Milattan Önce Filyos Bölgesi sadece Tion Antik Kenti ile sınırlı gözüküyor. Bu konuda en önemli kanıt ; M.Ö 1. Yüzyıl'da bu bölgeden geçen Strabon'un günümüze kalan eseridir.
Strobon yazılarında sadece Tion Antik Kalesi’nden bahsetmiş , pek fazla üzerinde durmamıştır. Fakat M.S 1. ve 4.Yüzyılları arasındaki Roma Dönemi'nde bu nehir , "taşımacılık" alanında kullanıldığı anlaşılıyor. Zaten Filyos Kalesi‘nin Roma Dönemi‘nde tekrar inşası söz konusudur.

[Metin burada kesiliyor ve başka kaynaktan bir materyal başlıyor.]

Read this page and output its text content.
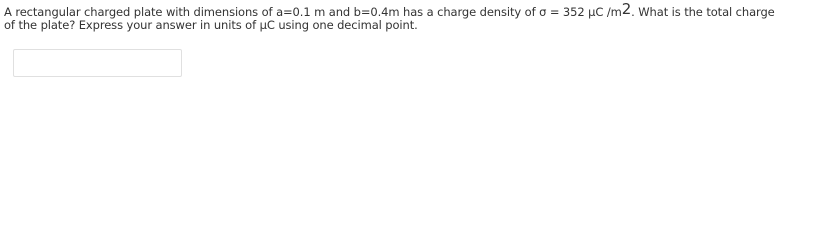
A rectangular charged plate with dimensions of a=0.1 m and b=0.4m has a charge density of σ = 352 μC $/m^2$. What is the total charge
of the plate? Express your answer in units of μC using one decimal point.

Filyos Nehri‘nin antik adı Filias'tı fakat bunun iki kuvvetli kolu Gökçebey sapağında, Üçburgu Köyü önünde birleştiğini biliyoruz. Devrek tarafından gelen kol «Lodon» ve Karabük tarafından gelen kol ise «Billaios» olarak adlandırılır.
Billaios 'un Nehir Tanrısı isminden geldiği bazı kaynaklarda yazar. Bu iki kolun birleştiği noktada, 2012 yılında meydana gelen selden sonra açığa çıkan Antik pazar yerinin ortaya çıkması, Zonguldak tarihi için önemli bir bulguydu. İşin ilginç tarafı, tesadüfen ortaya çıkan bu yer hakkında, 2012 yılından çok daha önce burada antik yerleşim varlığının bilinmesiydi.
Gökçebey'in Yenice tarafına doğru Gökçebey'i tepeden gören Gaziler Köyü yükseğinde kale kalıntıları senelerdir varlığını korumaktaydı. Bu şu anlama geliyor. Karabük tarafından gelen Billaios Nehri‘ni Romalılar kontrol altına almak istedi. Zira bu nehir o yıllarda bir geçiş yoluydu.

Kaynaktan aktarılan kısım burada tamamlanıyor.